The Training Platforms Team plays a key role in CoreWeave's customer journey as the team responsible for supporting and innovating the interfaces our customers use to schedule and drive their machine learning workloads. Initially supporting our Slurm platform on CoreWeave's Kubernetes-native infrastructure, this team has a mandate to keep their fingers on the pulse of the machine learning community and provide commoditised solutions targeted to their needs that reduce friction and increase the efficiency and reliability of consuming CoreWeave's world-class GPU cloud.

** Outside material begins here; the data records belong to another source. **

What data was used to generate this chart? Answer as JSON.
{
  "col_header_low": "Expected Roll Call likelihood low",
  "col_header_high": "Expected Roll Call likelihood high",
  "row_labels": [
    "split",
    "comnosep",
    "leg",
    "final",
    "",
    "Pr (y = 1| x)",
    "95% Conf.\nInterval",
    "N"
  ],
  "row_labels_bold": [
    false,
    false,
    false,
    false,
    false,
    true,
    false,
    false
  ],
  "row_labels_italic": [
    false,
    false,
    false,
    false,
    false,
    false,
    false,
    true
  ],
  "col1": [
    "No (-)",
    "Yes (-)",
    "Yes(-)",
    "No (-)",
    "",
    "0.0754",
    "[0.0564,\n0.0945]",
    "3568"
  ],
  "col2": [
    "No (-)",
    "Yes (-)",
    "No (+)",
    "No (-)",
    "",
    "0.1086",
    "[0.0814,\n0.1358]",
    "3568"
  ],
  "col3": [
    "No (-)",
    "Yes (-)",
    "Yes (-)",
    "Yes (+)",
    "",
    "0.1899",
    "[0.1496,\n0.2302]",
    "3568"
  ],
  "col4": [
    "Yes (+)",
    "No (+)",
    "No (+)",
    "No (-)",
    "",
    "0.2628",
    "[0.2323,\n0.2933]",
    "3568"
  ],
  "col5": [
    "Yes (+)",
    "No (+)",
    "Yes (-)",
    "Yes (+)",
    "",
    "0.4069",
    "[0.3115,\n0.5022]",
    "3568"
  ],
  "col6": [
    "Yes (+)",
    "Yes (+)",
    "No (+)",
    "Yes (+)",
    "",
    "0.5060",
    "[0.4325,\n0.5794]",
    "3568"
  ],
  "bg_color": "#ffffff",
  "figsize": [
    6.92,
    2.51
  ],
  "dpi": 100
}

We are seeking a Senior Engineer to join the Training Platforms Team and help us build the interfaces of consumption that CoreWeave's customers need in order to be successful. This is a new team, based in London but with the opportunity to work fully remotely. You will be involved in the early stages of Coreweave's expansion into Europe, and will work on the full gamut of rewarding challenges that come with the business of building a cloud in a communicative, supportive, and high-performing environment. As a member of the Training Platforms Team, you will have the opportunity to:

  • Identify and implement scalable and fault-tolerant interfaces for consuming GPU resources that are responsive to the needs and practices of the ML community.
  • Investigate new frameworks and ensure that Coreweave is able to support customers with the latest cutting edge techniques in ML training.
  • Create test plans, deployment automation, dashboards, alerts, and insights into our product's operations as well as participate in the Training Platforms on-call rotation.
  • Develop as a technical leader, leveraging your experience and your existing knowledge of Slurm and/or Kubernetes to help mentor and support junior engineers.
  • Grow, change, invest in your teammates, be invested-in, share your ideas, listen to others, be curious, have fun, and, above all, be yourself.

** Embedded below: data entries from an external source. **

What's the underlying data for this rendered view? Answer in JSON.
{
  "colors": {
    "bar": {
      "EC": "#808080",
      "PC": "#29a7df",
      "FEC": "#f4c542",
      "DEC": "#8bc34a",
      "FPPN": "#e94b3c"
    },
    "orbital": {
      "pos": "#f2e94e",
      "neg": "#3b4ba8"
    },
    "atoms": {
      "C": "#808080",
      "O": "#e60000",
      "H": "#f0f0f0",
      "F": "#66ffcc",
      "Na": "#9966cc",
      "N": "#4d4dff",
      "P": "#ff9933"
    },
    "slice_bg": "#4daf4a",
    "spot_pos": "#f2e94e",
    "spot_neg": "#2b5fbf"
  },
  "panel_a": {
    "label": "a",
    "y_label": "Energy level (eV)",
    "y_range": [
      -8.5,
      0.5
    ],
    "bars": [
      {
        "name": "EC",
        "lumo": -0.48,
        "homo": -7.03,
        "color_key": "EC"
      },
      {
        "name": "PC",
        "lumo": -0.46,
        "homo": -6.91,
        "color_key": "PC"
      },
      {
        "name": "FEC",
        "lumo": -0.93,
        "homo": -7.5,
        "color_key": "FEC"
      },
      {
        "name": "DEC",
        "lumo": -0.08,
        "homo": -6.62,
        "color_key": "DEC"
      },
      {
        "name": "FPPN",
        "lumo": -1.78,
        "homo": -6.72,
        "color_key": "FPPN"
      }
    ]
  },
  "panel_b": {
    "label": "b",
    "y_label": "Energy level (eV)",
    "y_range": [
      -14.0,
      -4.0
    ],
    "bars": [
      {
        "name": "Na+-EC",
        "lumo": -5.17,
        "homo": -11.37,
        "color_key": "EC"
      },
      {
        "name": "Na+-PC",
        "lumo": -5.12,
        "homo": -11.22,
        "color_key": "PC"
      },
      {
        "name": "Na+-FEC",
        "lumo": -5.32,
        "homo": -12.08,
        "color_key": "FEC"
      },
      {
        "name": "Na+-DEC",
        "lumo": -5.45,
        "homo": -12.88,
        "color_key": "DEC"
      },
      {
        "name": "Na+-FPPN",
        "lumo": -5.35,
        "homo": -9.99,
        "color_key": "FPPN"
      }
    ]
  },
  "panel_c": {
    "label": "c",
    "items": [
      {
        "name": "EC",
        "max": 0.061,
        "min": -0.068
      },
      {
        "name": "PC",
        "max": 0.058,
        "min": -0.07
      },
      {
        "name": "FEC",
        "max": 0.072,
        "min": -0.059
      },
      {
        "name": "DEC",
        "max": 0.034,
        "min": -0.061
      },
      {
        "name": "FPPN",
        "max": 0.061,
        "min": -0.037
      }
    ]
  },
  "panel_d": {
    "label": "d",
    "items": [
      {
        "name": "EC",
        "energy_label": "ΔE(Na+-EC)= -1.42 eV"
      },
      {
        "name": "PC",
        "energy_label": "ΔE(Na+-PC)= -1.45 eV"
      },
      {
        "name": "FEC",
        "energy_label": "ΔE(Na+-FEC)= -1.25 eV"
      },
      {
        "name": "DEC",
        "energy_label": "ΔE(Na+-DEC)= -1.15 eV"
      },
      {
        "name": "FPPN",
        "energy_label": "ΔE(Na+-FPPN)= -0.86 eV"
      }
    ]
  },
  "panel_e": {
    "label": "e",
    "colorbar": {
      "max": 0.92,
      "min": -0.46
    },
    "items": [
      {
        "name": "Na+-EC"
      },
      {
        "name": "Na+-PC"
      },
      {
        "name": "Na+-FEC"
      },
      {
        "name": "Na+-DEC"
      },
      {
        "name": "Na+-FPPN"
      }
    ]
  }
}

The base pay for this position ranges from £80,000 - £120,000. Pay is based on a number of factors including job-related knowledge, skills, and experience. This position requires participation in a rotating on-call schedule.

Wondering if you're a good fit?We believe in investing in our people, and value candidates who can bring their own diversified experiences to our teams - even if you aren't a 100% skill or experience match. Here are some qualities we've found compatible with our team. If a portion of this resonates with you, we'd love to talk.

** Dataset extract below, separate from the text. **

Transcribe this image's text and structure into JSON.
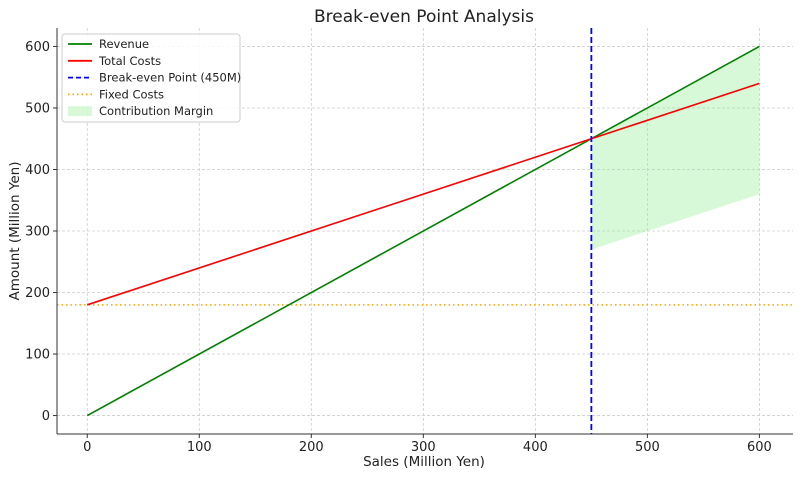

  • You have four or more years of experience in a software engineering industry with a specialisation in developing and troubleshooting distributed systems in production and at scale.
  • You have a drive to learn and grow in a rapidly evolving technology space and have interest or experience in some of the current core technologies supported by the team such as Slurm.
  • You are comfortable with the idea of using Go as your primary programming language and are capable of navigating a Linux operating environment.
  • You have experience using Kubernetes, with a solid understanding of its major components and ingress/service meshes.
  • You can transform problems in elastic architectures, decompose them into achievable tasks, and socialise both to your teammates.
  • You're interested in reliability engineering concepts such as the different types of testing, progressive deployments, error budgets, the role observability, and fault-tolerant design.
  • You're excited about being part of a team of diverse perspectives and backgrounds that believe in tackling challenges, growing hand in hand, and winning together.